Again, in my opinion, it is good that the City covers med/dental for employees & their family. To me, the coverage is the benefit, not the cost to the City. I see no reason why a cash-out should exist. That being said, it has, and there are huge repercussions to individual employees, if it isn’t phased out.
Also, many of these benefits were “in-lieu of” salary increases, in the past.
Will be interesting to see how this plays out, but DJUSD employees (teachers, staff, administrators) have not even talked about employee cuts of this magnitude. All the teachers seem to offer is fewer days of instruction, with a nominal decrease in pay. Still not sure how I will vote on the continuation measure.
” I see no reason why a cash-out should exist. That being said, it has, and there are huge repercussions to individual employees, if it isn’t phased out.”
I don’t think this is an unreasonable point you make here.
“Also, many of these benefits were “in-lieu of” salary increases, in the past. “
That may be true, but we cannot afford them in the present. So that’s largely a moot point.
As I said… I was not advocating, I was attempting to explain how. the City got here, and why it would be a “sticking point”. To re-phrase you, David, “it is what it is, but what is may not be what needs to be”
I understand the sticking point. But I think most employees are not seeing the big picture here which is $7 million (at least) needs to be saved in order for the city to remain solvent over the next few years.
And teachers ARE seeing the big picture?
Why do you always bring up teachers?
David… according to you, and others, there are two entities in Davis where there are “structural deficit” concerns, and in both cases the salaries, benefits, and post-retirement benefits are the major ‘drivers’. Yet, with the City, you recommend drastic cuts, and for DJUSD, nada.
In part that’s because the current city problems are due to the combination of the collapse of the real estate market which had been for some time covering up the fact that compensation had increased at unsustainable levels whereas the school’s crisis has more to do with the fact that the state has cut funding in the seven figures every year since 2007.
The state’s revenue for schools comes from property taxes, which were taken from local agencies (ERAF)… so, you’re saying that school teacher, admin. & other staff costs are at or below “sustainable” levels?

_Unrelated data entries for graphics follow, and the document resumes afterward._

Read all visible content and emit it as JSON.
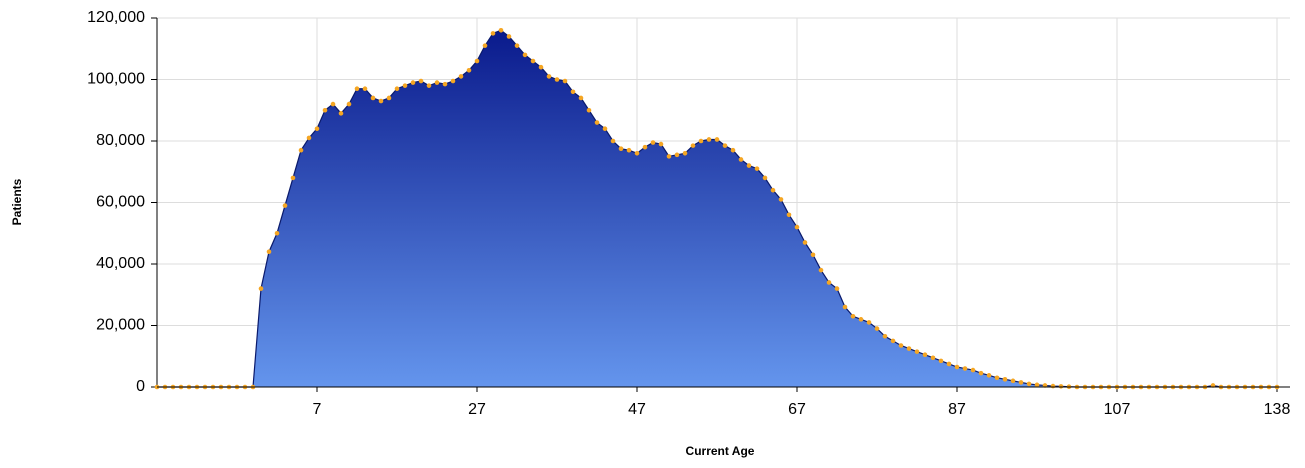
{
  "chart_data": {
    "type": "area",
    "x_label": "Current Age",
    "y_label": "Patients",
    "categories": [
      null,
      null,
      null,
      null,
      null,
      null,
      null,
      null,
      null,
      null,
      null,
      null,
      null,
      null,
      null,
      null,
      null,
      null,
      null,
      null,
      "7",
      null,
      null,
      null,
      null,
      null,
      null,
      null,
      null,
      null,
      null,
      null,
      null,
      null,
      null,
      null,
      null,
      null,
      null,
      null,
      "27",
      null,
      null,
      null,
      null,
      null,
      null,
      null,
      null,
      null,
      null,
      null,
      null,
      null,
      null,
      null,
      null,
      null,
      null,
      null,
      "47",
      null,
      null,
      null,
      null,
      null,
      null,
      null,
      null,
      null,
      null,
      null,
      null,
      null,
      null,
      null,
      null,
      null,
      null,
      null,
      "67",
      null,
      null,
      null,
      null,
      null,
      null,
      null,
      null,
      null,
      null,
      null,
      null,
      null,
      null,
      null,
      null,
      null,
      null,
      null,
      "87",
      null,
      null,
      null,
      null,
      null,
      null,
      null,
      null,
      null,
      null,
      null,
      null,
      null,
      null,
      null,
      null,
      null,
      null,
      null,
      "107",
      null,
      null,
      null,
      null,
      null,
      null,
      null,
      null,
      null,
      null,
      null,
      null,
      null,
      null,
      null,
      null,
      null,
      null,
      null,
      "138"
    ],
    "values": [
      0,
      0,
      0,
      0,
      0,
      0,
      0,
      0,
      0,
      0,
      0,
      0,
      0,
      32000,
      44000,
      50000,
      59000,
      68000,
      77000,
      81000,
      84000,
      90000,
      92000,
      89000,
      92000,
      97000,
      97000,
      94000,
      93000,
      94000,
      97000,
      98000,
      99000,
      99500,
      98000,
      99000,
      98500,
      99500,
      101000,
      103000,
      106000,
      111000,
      115000,
      116000,
      114000,
      111000,
      108000,
      106000,
      104000,
      101000,
      100000,
      99500,
      96000,
      94000,
      90000,
      86000,
      84000,
      80000,
      77500,
      77000,
      76000,
      78000,
      79500,
      79000,
      75000,
      75500,
      76000,
      78500,
      80000,
      80500,
      80500,
      78500,
      77000,
      74000,
      72000,
      71000,
      68000,
      64000,
      61000,
      56000,
      52000,
      47000,
      43000,
      38000,
      34000,
      32000,
      26000,
      23000,
      22000,
      21000,
      19000,
      16500,
      15000,
      13500,
      12500,
      11500,
      10500,
      9500,
      8500,
      7500,
      6500,
      6000,
      5500,
      4500,
      3800,
      3000,
      2500,
      2000,
      1500,
      1000,
      700,
      500,
      300,
      200,
      100,
      0,
      0,
      0,
      0,
      0,
      0,
      0,
      0,
      0,
      0,
      0,
      0,
      0,
      0,
      0,
      0,
      0,
      500,
      0,
      0,
      0,
      0,
      0,
      0,
      0,
      0
    ],
    "fill_top": "#0a1a8c",
    "fill_bottom": "#6495ed",
    "line_color": "#0a1a6c",
    "marker_color": "#f5a623",
    "ylim": [
      0,
      120000
    ],
    "yticks": [
      0,
      {
        "value": 20000,
        "label": "20,000"
      },
      {
        "value": 40000,
        "label": "40,000"
      },
      {
        "value": 60000,
        "label": "60,000"
      },
      {
        "value": 80000,
        "label": "80,000"
      },
      {
        "value": 100000,
        "label": "100,000"
      },
      {
        "value": 120000,
        "label": "120,000"
      }
    ],
    "grid": true
  }
}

The city came up with the “cash in lieu” back in the mid 90’s to get the employees to agree to remove the retiree medical for spouses, as well as curtail salary increases. This was supposed to cut retiree compensation by eliminating spouses and having pay based on salary and not total comp. Still though, they could use that “total comp” in negotiations to keep employees on par with comparative agencies. Now that has come back to bite them. Somehow though, it seems as though we blame the employees for this system. I believe that the employees have always bargained in good faith, honored their contracts, and never tried to hold the city hostage with threats of strikes or work stoppages. But, now the city deems it necessary to try and strong arm employees, to “fix” mistakes that it has created. This is not a problem that can or should be fixed by starting at the bottom, but only by a top down approach.
David, you had mentioned in a previous article that you were surprised that the Firefighters and DCEA hadn’t come out with their own candidate for CC. Maybe “owning” the council is not on their agenda. Could it be possible that they just want to be bargained with in good faith? Have the city follow their own personnel rules? And, maybe, adhere to contracts that they have previously agreed to?